The fundamental core counseling skills which have been utilized in the counseling discipline will be discussed throughout this chapter with an overall emphasis on how to employ these skills when working with families and children in rural poverty. Additionally, the significance of a multidisciplinary approach will be discussed in detail. When counselors and counselors-in-training are working with clients of marginalized populations, it is imperative to recognize that positive changes can exist when all stakeholders are involved.
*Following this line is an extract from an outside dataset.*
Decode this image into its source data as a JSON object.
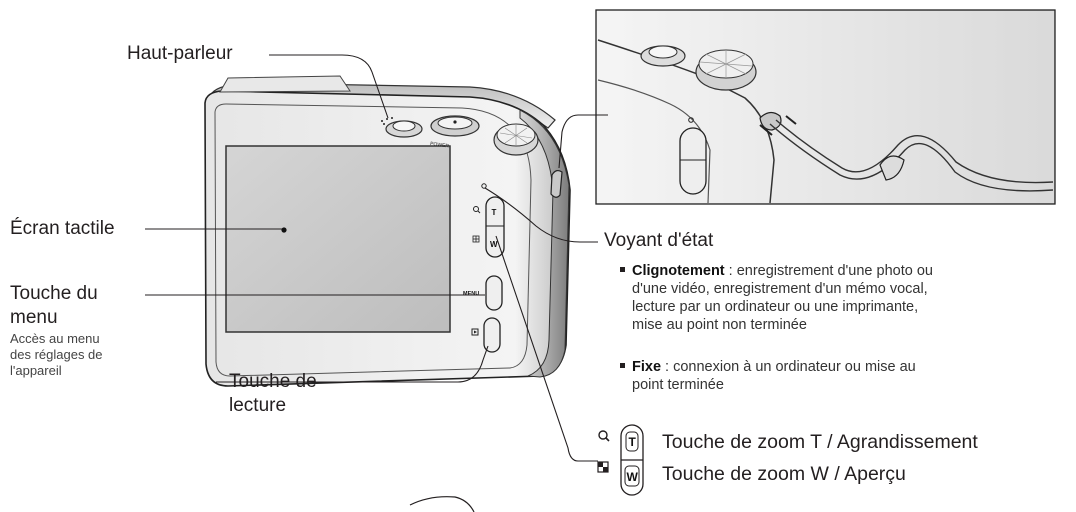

According to Herman, Reinke, Thompson, and Hawley (2016), the multidisciplinary approach from scholars and community change agents is essential and critical to the societal, institutional, and organizational context of preventive interventions. The scholars posit that to improve general population health outcomes, it is essential to not only initiate effective interventions but also create effective and successful organizational contexts that support the use of these interventions as intended (Herman et al., 2016). Within a macro-level counseling lens, systematic change will need to occur for families and children in rural poverty to receive adequate services regarding mental health.